June 09, 2022
One of the important lessons the graphics industry has learned over the last decade or so is the need for explicit synchronization between different pieces of asynchronous accelerator work. The Vulkan graphics and compute API learned this lesson and uses explicit synchronization for everything. On Linux, unfortunately, we still need implicit synchronization to talk to various window systems which has caused pain for Linux Vulkan drivers for years.
With older graphics APIs like OpenGL, the client makes a series of API calls, each of which either mutates some bit of state or performs a draw operation. There are a number of techniques that have been used over the years to parallelize the rendering work, but the implementation has to ensure that everything appears to happen in order from the client's perspective. While this served us well for years, it's become harder and harder to keep the GPU fully occupied. Games and other 3D applications have gotten more complex and need multiple CPU cores in order to have enough processing power to reliably render their entire scene in less than 16 milliseconds and achieve a smooth 60 frames per second. GPUs have also gotten larger with more parallelism, and there's only so much a driver can do behind the client's back to parallelize things.

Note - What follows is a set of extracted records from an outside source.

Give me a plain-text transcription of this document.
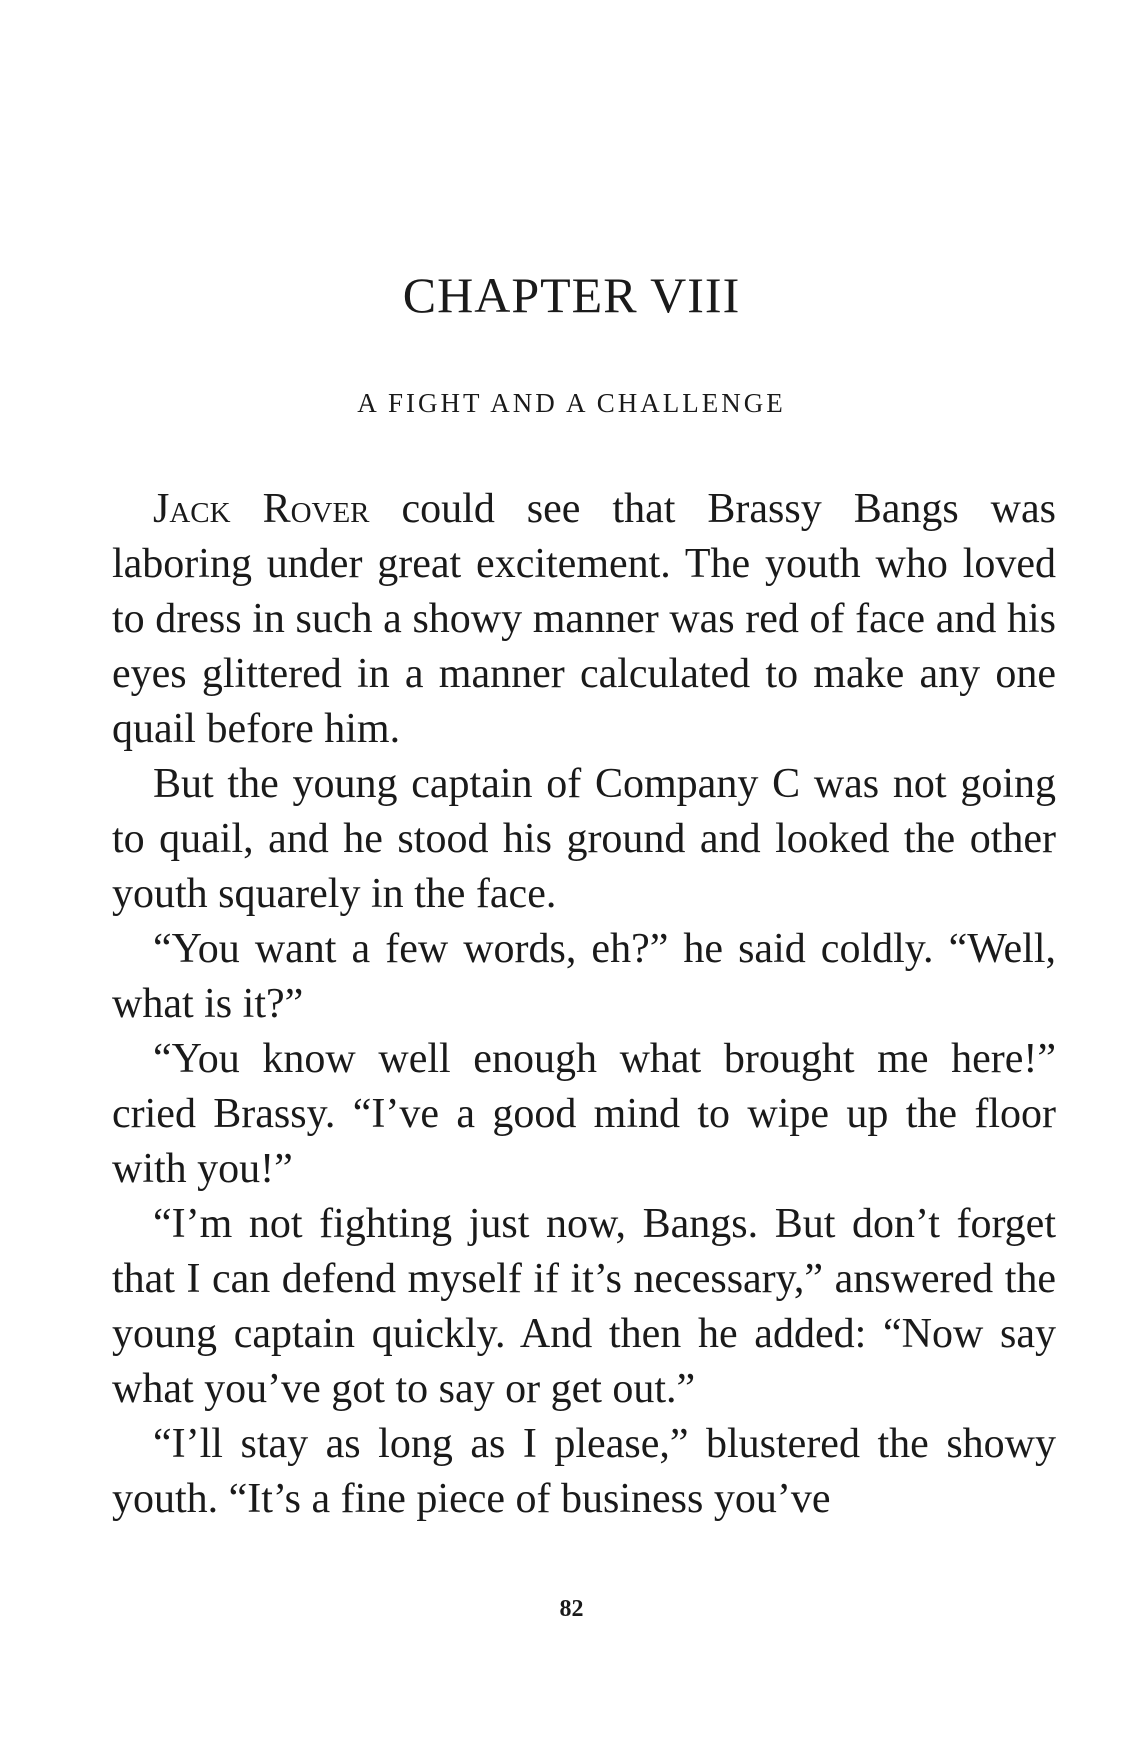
CHAPTER VIII
A FIGHT AND A CHALLENGE

Jack Rover could see that Brassy Bangs was laboring under great excitement. The youth who loved to dress in such a showy manner was red of face and his eyes glittered in a manner calculated to make any one quail before him.

But the young captain of Company C was not going to quail, and he stood his ground and looked the other youth squarely in the face.

“You want a few words, eh?” he said coldly. “Well, what is it?”

“You know well enough what brought me here!” cried Brassy. “I’ve a good mind to wipe up the floor with you!”

“I’m not fighting just now, Bangs. But don’t forget that I can defend myself if it’s necessary,” answered the young captain quickly. And then he added: “Now say what you’ve got to say or get out.”

“I’ll stay as long as I please,” blustered the showy youth. “It’s a fine piece of business you’ve

82
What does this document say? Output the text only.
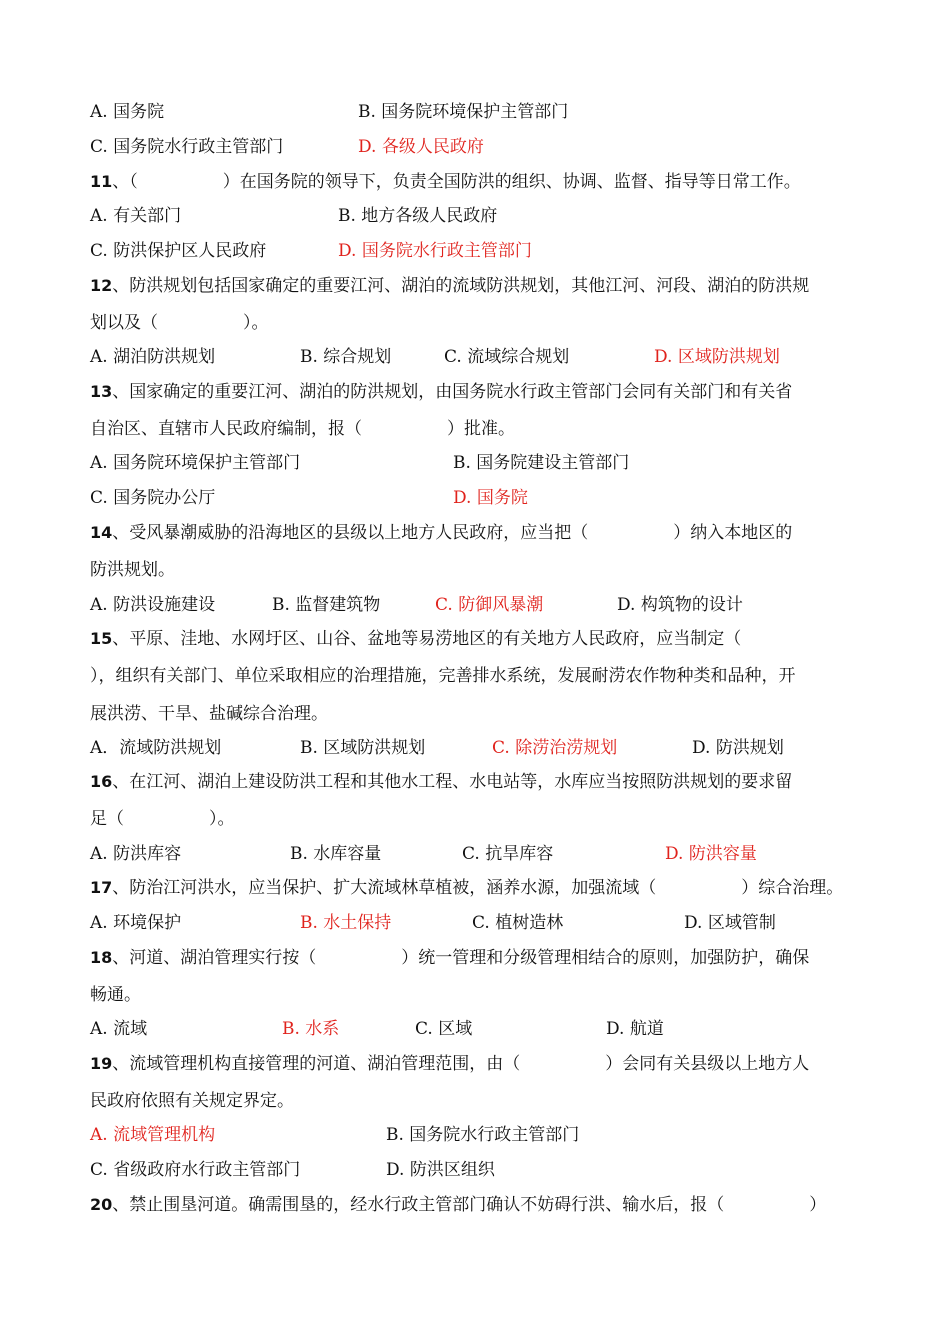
A. 国务院	B. 国务院环境保护主管部门
C. 国务院水行政主管部门	D. 各级人民政府
11、（　　　　　）在国务院的领导下，负责全国防洪的组织、协调、监督、指导等日常工作。
A. 有关部门	B. 地方各级人民政府
C. 防洪保护区人民政府	D. 国务院水行政主管部门
12、防洪规划包括国家确定的重要江河、湖泊的流域防洪规划，其他江河、河段、湖泊的防洪规
划以及（　　　　　）。
A. 湖泊防洪规划	B. 综合规划	C. 流域综合规划	D. 区域防洪规划
13、国家确定的重要江河、湖泊的防洪规划，由国务院水行政主管部门会同有关部门和有关省
自治区、直辖市人民政府编制，报（　　　　　）批准。
A. 国务院环境保护主管部门	B. 国务院建设主管部门
C. 国务院办公厅	D. 国务院
14、受风暴潮威胁的沿海地区的县级以上地方人民政府，应当把（　　　　　）纳入本地区的
防洪规划。
A. 防洪设施建设	B. 监督建筑物	C. 防御风暴潮	D. 构筑物的设计
15、平原、洼地、水网圩区、山谷、盆地等易涝地区的有关地方人民政府，应当制定（
），组织有关部门、单位采取相应的治理措施，完善排水系统，发展耐涝农作物种类和品种，开
展洪涝、干旱、盐碱综合治理。
A．流域防洪规划	B. 区域防洪规划	C. 除涝治涝规划	D. 防洪规划
16、在江河、湖泊上建设防洪工程和其他水工程、水电站等，水库应当按照防洪规划的要求留
足（　　　　　）。
A. 防洪库容	B. 水库容量	C. 抗旱库容	D. 防洪容量
17、防治江河洪水，应当保护、扩大流域林草植被，涵养水源，加强流域（　　　　　）综合治理。
A. 环境保护	B. 水土保持	C. 植树造林	D. 区域管制
18、河道、湖泊管理实行按（　　　　　）统一管理和分级管理相结合的原则，加强防护，确保
畅通。
A. 流域	B. 水系	C. 区域	D. 航道
19、流域管理机构直接管理的河道、湖泊管理范围，由（　　　　　）会同有关县级以上地方人
民政府依照有关规定界定。
A. 流域管理机构	B. 国务院水行政主管部门
C. 省级政府水行政主管部门	D. 防洪区组织
20、禁止围垦河道。确需围垦的，经水行政主管部门确认不妨碍行洪、输水后，报（　　　　　）
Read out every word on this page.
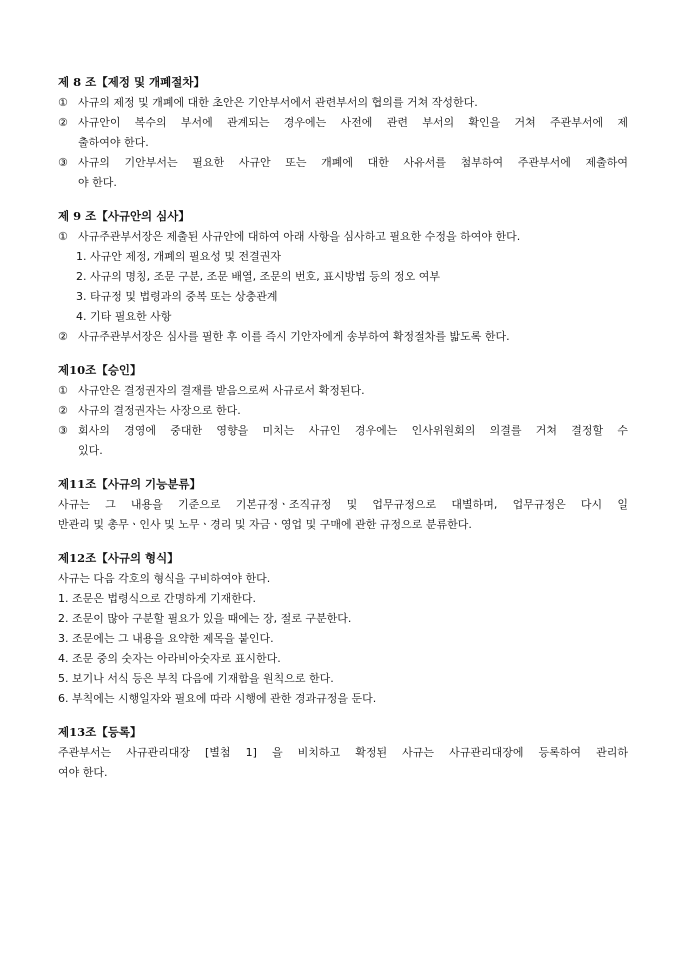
제 8 조【제정 및 개폐절차】
① 사규의 제정 및 개폐에 대한 초안은 기안부서에서 관련부서의 협의를 거쳐 작성한다.
② 사규안이 복수의 부서에 관계되는 경우에는 사전에 관련 부서의 확인을 거쳐 주관부서에 제
출하여야 한다.
③ 사규의 기안부서는 필요한 사규안 또는 개폐에 대한 사유서를 첨부하여 주관부서에 제출하여
야 한다.
제 9 조【사규안의 심사】
① 사규주관부서장은 제출된 사규안에 대하여 아래 사항을 심사하고 필요한 수정을 하여야 한다.
1. 사규안 제정, 개폐의 필요성 및 전결권자
2. 사규의 명칭, 조문 구분, 조문 배열, 조문의 번호, 표시방법 등의 정오 여부
3. 타규정 및 법령과의 중복 또는 상충관계
4. 기타 필요한 사항
② 사규주관부서장은 심사를 필한 후 이를 즉시 기안자에게 송부하여 확정절차를 밟도록 한다.
제10조【승인】
① 사규안은 결정권자의 결재를 받음으로써 사규로서 확정된다.
② 사규의 결정권자는 사장으로 한다.
③ 회사의 경영에 중대한 영향을 미치는 사규인 경우에는 인사위원회의 의결를 거쳐 결정할 수
있다.
제11조【사규의 기능분류】
사규는 그 내용을 기준으로 기본규정ㆍ조직규정 및 업무규정으로 대별하며, 업무규정은 다시 일
반관리 및 총무ㆍ인사 및 노무ㆍ경리 및 자금ㆍ영업 및 구매에 관한 규정으로 분류한다.
제12조【사규의 형식】
사규는 다음 각호의 형식을 구비하여야 한다.
1. 조문은 법령식으로 간명하게 기재한다.
2. 조문이 많아 구분할 필요가 있을 때에는 장, 절로 구분한다.
3. 조문에는 그 내용을 요약한 제목을 붙인다.
4. 조문 중의 숫자는 아라비아숫자로 표시한다.
5. 보기나 서식 등은 부칙 다음에 기재함을 원칙으로 한다.
6. 부칙에는 시행일자와 필요에 따라 시행에 관한 경과규정을 둔다.
제13조【등록】
주관부서는 사규관리대장 [별첨 1] 을 비치하고 확정된 사규는 사규관리대장에 등록하여 관리하
여야 한다.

To improve both GPU and CPU utilization, modern APIs like Vulkan take a different approach. Most Vulkan objects such as images are immutable: while the underlying image contents may change, the fundamental properties of the image such as its dimensions, color format, and number of miplevels do not. This is different from OpenGL where the application can change any property of anything at any time. To draw, the client records sequences of rendering commands in command buffers which are submitted to the GPU as a separate step. The command buffers themselves are still stateful, and the recorded commands have the same in-order guarantees as OpenGL. However, the state and ordering guarantees only apply within the command buffer, making it safe to record multiple command buffers simultaneously from different threads. The client only needs to synchronize between threads at the last moment when they submit those command buffers to the GPU. Vulkan also allows the driver to expose multiple hardware work queues of different types which all run in parallel. Getting the most out of a large desktop GPU often requires having 3D rendering, compute, and image/buffer copy (DMA) work happening all at the same time and in parallel with the CPU prep work for the next batch of GPU work.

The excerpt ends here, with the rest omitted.